When you see an input circuit like the one Intronix used for the voltage offset, you know that it was designed by by some poor engineer who spent a month or two juggling with board layouts, resistor values and resistor configurations until the best overall performance was achieved. You know they spent a lot of time on this as getting the signal from the test board to the Altera input pins with the offset adjustment is the most critical part of the hardware design. The Logicport can work at higher frequencies then most of their competitors, and this input circuit and board layout is the key.

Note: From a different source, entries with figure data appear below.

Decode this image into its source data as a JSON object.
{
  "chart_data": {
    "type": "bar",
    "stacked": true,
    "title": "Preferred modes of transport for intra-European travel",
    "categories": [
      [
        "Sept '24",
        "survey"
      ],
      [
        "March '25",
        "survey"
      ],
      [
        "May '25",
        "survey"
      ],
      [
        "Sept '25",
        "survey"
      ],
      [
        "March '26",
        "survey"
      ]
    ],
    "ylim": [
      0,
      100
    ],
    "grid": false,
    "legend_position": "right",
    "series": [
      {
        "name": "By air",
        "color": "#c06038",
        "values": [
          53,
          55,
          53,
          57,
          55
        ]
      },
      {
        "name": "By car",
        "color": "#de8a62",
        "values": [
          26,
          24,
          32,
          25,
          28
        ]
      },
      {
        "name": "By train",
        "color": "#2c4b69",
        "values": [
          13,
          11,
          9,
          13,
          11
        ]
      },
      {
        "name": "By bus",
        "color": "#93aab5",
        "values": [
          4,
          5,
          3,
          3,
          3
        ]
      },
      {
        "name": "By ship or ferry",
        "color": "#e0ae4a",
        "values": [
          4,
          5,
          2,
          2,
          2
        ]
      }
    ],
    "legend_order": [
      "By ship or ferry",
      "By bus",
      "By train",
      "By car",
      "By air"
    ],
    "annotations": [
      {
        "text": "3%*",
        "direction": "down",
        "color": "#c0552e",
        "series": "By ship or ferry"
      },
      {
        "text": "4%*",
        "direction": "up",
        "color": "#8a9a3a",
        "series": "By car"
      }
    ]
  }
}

I would say the resistors at each end of the transmission lines are there to dampen ringing, but I couldn't tell you if the motivation for the 100 ohms was for better signal integrity on the input pins, limiting the peak current into the Altera input protection diodes to a level that allows the diodes to recover in nanoseconds even with transmission lines that are not properly terminated, or just to stop the transmission lines ringing like a bell. In circuits like this, you put the absolute minimum in that you can get away with, and this through testing proved to be the absolute minimum.
It may be one of those things that Intronix says that they are not completely sure why it works, but it does.
The only ESD protection is the protection built into the Altera inputs, and that is also used for clipping when the input exceeds the Altera input voltage range.
Devices like this are handled with the same ESD care as the board under test, so they would never add protection to a 4.7pF capacitor. It would be 500V rating, and with a 150K resistor in parallel you would need over 3mA of ESD current just to reach that 500V. If you are exposing the analyzer to that much ESD energy, then forget it - find a new job.